Karen Handel, formerly Georgia’s secretary of state, does actually have a preferred legislative replacement for the Affordable Care Act. She supports a bill by Rep. Tom Price, R-Ga., that she says will usher in “commonsense, market driven, patient-centered reform.” Unfortunately for Handel she’s one of the few people who actually supports Price’s bill. It calls for high-risk pools, tort reform and tax credits, but doesn’t put in place any enforcement mechanisms or regulations to keep costs down and insurers honest. In other words, it won’t work. Also: It would probably blow up the deficit. It’s been introduced several times in the Republican-controlled House and never once received a vote.

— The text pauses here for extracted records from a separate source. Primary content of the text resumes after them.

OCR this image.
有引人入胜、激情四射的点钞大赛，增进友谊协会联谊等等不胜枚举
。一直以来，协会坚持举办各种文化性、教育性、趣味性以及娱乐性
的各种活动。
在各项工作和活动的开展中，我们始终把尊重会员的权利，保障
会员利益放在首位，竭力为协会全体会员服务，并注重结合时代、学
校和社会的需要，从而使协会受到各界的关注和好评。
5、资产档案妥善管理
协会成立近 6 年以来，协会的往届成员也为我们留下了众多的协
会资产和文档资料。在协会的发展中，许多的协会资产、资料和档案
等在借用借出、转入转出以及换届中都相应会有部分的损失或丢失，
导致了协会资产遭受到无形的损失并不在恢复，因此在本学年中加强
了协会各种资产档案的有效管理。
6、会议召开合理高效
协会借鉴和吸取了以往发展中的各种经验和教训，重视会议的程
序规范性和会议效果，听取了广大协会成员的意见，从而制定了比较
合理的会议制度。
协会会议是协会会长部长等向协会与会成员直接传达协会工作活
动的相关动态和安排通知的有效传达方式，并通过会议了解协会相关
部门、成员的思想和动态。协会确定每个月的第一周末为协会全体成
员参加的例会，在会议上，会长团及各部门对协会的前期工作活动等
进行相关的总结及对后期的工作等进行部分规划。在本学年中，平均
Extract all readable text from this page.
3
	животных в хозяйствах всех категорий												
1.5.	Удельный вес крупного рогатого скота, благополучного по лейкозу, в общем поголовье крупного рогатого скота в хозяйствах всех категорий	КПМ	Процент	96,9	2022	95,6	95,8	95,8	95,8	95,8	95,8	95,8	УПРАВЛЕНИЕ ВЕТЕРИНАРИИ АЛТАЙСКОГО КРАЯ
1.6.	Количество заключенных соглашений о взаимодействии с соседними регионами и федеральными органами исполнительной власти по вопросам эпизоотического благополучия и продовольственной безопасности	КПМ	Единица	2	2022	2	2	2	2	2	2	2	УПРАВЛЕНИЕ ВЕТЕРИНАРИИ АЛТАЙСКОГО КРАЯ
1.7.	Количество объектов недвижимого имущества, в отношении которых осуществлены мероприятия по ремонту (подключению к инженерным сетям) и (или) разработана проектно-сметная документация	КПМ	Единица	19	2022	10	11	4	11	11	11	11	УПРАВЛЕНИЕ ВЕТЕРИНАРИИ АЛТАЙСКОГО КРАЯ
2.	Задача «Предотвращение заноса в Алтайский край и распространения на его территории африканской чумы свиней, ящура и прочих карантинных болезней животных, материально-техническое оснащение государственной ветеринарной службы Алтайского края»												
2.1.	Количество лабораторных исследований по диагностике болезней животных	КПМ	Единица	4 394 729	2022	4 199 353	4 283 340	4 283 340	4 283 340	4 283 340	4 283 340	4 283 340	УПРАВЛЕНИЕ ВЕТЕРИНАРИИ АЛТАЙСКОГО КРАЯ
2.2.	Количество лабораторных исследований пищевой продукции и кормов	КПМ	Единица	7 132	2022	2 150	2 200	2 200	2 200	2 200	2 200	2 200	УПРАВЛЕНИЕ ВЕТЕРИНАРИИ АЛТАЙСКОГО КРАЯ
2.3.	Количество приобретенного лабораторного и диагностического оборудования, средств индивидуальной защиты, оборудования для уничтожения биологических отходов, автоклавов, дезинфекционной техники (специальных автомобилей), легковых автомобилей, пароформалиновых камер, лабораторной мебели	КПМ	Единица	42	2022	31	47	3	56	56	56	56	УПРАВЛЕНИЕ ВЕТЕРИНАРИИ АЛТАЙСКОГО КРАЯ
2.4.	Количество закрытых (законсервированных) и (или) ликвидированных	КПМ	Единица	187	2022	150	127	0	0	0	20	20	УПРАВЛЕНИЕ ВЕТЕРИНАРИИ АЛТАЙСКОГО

That was the state of the Republican field in Georgia’s Senate race. All three viable candidates wanted to repeal Obamacare. Two wanted to replace it with vacant talking points about free-market reforms, and one enthusiastically supported a bill that won’t work and gets no respect from the House Republican leadership. Perdue and Kingston will take those empty positions into the runoff.
I get that journalists want to nail down Nunn’s position on Obamacare because the “Dems in Disarray” narrative is always fun and we all decided long ago that Obamacare would be an unqualified disaster for the president’s party. But the question of whether Nunn would have voted for the bill is largely academic. The question of what her Republican challengers propose to put in Obamcare’s place after they reduce it to cinders informs how they’d actually represent the state. And as Greg Sargent noted, it’s not just the Georgia Republicans who can’t articulate their post-repeal plans. GOP Senate candidates in contested races across the country are clamming up when asked what comes next.
Washington Monthly’s Ed Kilgore put it succinctly. “I guess the real question is whether it’s more important to find out what candidates would have done in 2010, or what they want to do now.”